The government shutdown has taken a toll on the nation's economy and despite a deal that sidesteps a debt default and restarts the government (at least for a few months), growth forecasts for the last quarter of the year are being scaled back.
Economist Mark Zandi, of Moody's Analytics, has shaved his gross domestic product forecast from 2.6 percent to 2.1 percent for the last three months of the calendar year.
"If the treasury fails to make payments to Social Security recipients and Medicare providers, to bondholders, whoever that may be, it would clearly undermine (investor) confidence and would lay the foundation for the economy going back into recession," Zandi says. "And if this would extend for any length of time, into November, I think the recession we would see would be severe, on par with the Great Recession, the downturn we just went through."
Standard & Poor's says the 16-day partial shutdown cost U.S. taxpayers $24 billion. It reduced its projected fourth quarter growth from 3 percent to 2.4 percent.
"Even with the shutdown of the United States government and the threat of a default coming to an end, the cost of Congress's gridlock has already run well into the billions, economists estimate. And the total will continue to grow even after the shutdown ends, partly because of uncertainty about whether lawmakers might reach another deadlock early next year.
A complete accounting will take months once the government reopens and the Treasury resumes adding to the country's debt.
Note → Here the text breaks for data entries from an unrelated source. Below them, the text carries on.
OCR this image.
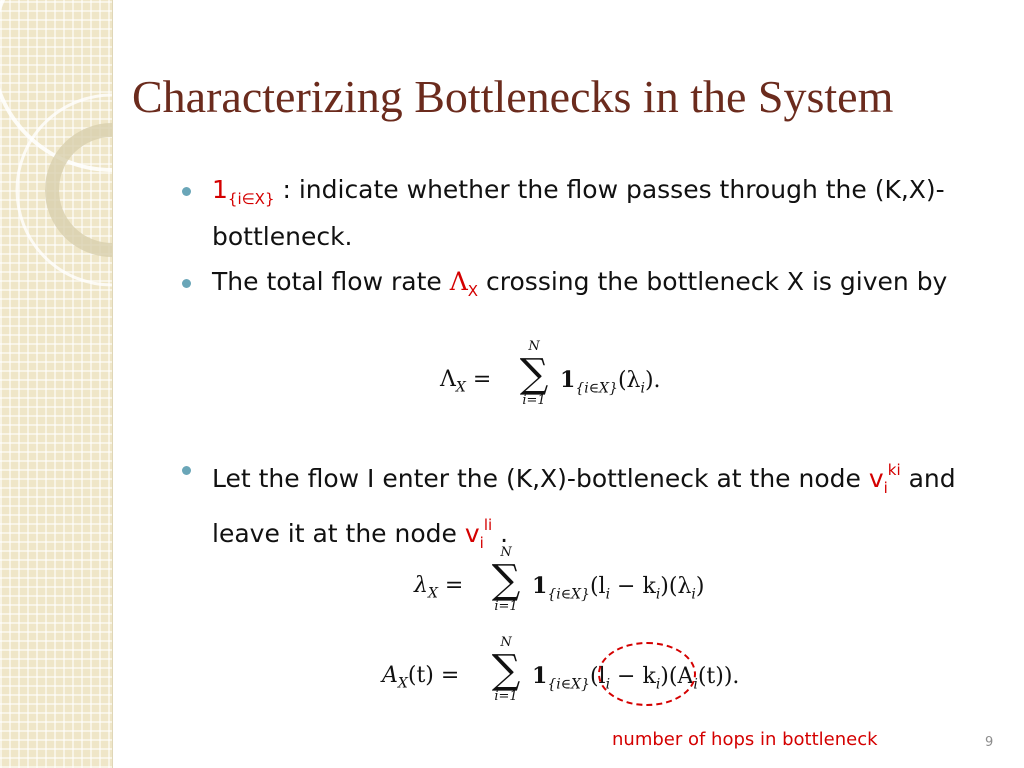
Characterizing Bottlenecks in the System
$1_{\{i\in X\}}$ : indicate whether the flow passes through the (K,X)-bottleneck.
The total flow rate $\Lambda_X$ crossing the bottleneck X is given by
$\Lambda_X$ =
N
∑
i=1
$1_{\{i\in X\}}(\lambda_i)$.
Let the flow I enter the (K,X)-bottleneck at the node $v_i^{ki}$ and leave it at the node $v_i^{li}$ .
$\lambda_X$ =
N
∑
i=1
$1_{\{i\in X\}}(l_i - k_i)(\lambda_i)$
$A_X(t)$ =
N
∑
i=1
$1_{\{i\in X\}}(l_i - k_i)(A_i(t))$.
number of hops in bottleneck	9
But economists said that the intransigence of House Republicans would take a bite out of fourth-quarter growth, which will affect employment, business earnings and borrowing costs. The ripple from Washington will be felt around the globe."
And The Washington Post writes:
"[The] the biggest failure of the agreement, analysts say, is that it keeps the government operating for only a few months, with a new need to fund agencies and raise the debt ceiling coming in the first five weeks of 2014.
As a result, economists say, consumers and businesses are likely to hold back on spending and investment during the important holiday season, knowing that a similarly economy-shaking political showdown might be right around the corner.
'If people are afraid that the government policy brinkmanship will resurface again, and with it the risk of another shutdown or worse, they'll remain afraid to open up their checkbooks,' Standard & Poor's U.S. chief economist Beth Ann Bovino said in an analysis. 'That points to another Humbug holiday season.'"
In the Federal Reserve's monthly Beige Book report, released on Wednesday, the central bank cited fears that the shutdown would have an impact on consumer and business confidence.